Researcher executes superconductivity

Paul Chu has demonstrated that his passion for research is his driving force as a scientist, as he returns to UH with new goals after serving as president for a university in Hong Kong for eight years.

“I was born a scientist. I want to die a scientist,” Chu said.

While at UH full time, Chu is using a $2.8 million grant from the U.S. Air Force Office of Scientific Research to search for new materials that may become superconducting at higher temperatures.

“We are trying to develop a new superconductor with a transition temperature up to room temperature,” Chu said. “If it cools below a certain temperature, it loses buoyant existence to electricity.

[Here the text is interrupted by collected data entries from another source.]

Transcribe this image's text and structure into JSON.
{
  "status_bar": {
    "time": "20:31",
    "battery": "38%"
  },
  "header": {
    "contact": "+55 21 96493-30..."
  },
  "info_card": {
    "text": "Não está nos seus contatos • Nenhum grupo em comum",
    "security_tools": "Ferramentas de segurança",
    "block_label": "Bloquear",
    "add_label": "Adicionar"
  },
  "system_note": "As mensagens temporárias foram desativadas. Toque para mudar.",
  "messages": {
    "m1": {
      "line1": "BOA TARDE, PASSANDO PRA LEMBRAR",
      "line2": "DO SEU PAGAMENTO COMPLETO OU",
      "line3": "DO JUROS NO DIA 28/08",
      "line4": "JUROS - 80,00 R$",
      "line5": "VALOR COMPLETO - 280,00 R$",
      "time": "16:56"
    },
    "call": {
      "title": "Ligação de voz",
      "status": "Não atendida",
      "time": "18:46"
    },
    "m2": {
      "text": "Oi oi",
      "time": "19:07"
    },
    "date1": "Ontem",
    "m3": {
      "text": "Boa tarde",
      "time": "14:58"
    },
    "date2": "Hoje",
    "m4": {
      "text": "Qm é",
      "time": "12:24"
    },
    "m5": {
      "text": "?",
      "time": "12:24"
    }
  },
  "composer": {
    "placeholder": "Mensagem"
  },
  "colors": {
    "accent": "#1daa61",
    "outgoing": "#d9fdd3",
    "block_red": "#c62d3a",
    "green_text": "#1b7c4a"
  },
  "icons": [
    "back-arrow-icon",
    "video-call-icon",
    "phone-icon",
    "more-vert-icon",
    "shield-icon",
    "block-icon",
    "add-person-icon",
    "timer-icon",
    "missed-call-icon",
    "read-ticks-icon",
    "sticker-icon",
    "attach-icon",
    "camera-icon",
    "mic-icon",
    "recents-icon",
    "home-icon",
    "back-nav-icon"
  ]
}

Because of that, you can use it to generate, transmit and store energy with 100 percent efficiency.”

In 1987, Chu and his team made history when they attained superconductivity at 77 degrees Kelvin with the compound yttrium barium copper oxide. Now, they are striving to go further.

“The highest record is 164 degrees Kelvin. That record was established by us in 1993. Unfortunately, no one has been able to break the record, including us,” Chu said. “If we can do that we can get all this superconducting technology without cooling, because it’s already superconducting. That would have a profound impact on our lives. It would be an industrial revolution.”

Finding new superconductors is just one of the three major goals Chu has along with the Houston International Materials Forum, an initiative that he founded.  The second goal is to make UH and Houston the center for material research, he said.

Chu said he also plans to talk at the University Center to share this information with students and researchers.

“If some of the researchers are good, we will provide fellowships to work with any of these people either here or at other universities,” Chu said.

The third goal is to create a low cost, low fuel MRI machine.

“Usually that technology (MRI) is expensive, a couple thousand dollars. Developing countries can’t afford this technology,” Chu said. “We would like to use this knowledge to develop technology, using high-temperature superconducting wire to make a magnet and sensors which will be more sensitive, to build this MRI machine, which will be lighter, more mobile and not use cryogenics or even liquid nitrogen. Right now, they all use liquid nitrogen.”

Chu won the National Medal of Science in 1988 and is now serving his last year on the president’s committee for selecting National Medal of Science recipients.

During his time in Hong Kong, he juggled three jobs. As president for the Hong Kong University of Science and Technology, he continued performing duties as a professor and executive director for the Texas Center of Superconductivity, returning to Houston at least once a month.

“I always dreamed of becoming a president of a university,” Chu said.

His days are far from typical, as he is constantly invited to speak at universities around the country. Last Friday, he was invited to speak about his approach to get room temperature superconductors at the American Physic Society meeting in Portland, Ore.

“Also, I talked to some Japanese colleagues and was invited to talk about superconductors at the University of Tokyo,” Chu said.

Chu still remembers when he was a student in Taiwan and what drove him to become scientist.

“In that part of the world, when I was a young boy in Taiwan, which was very poor, they always looked to the West to see why they were so rich and strong,” he said. “We felt that the reason was the science and technology, so at that time, I believed that was the way to build China — through science and technology.

“Also, at that time two Chinese men won the Nobel Prize. To us, that was encouragement because previously we thought the Orient could not do well in science … But that really gave us confidence.  That’s why I got into that (physics), without return.”

Even Chu’s days are hectic, his job is a labor of love.

“I think in science, knowledge is limitless. It’s a very exciting area to be only if it coincides with your interests,” Chu said. “Being a scientist is the best job because I am doing my hobbies and also get paid.”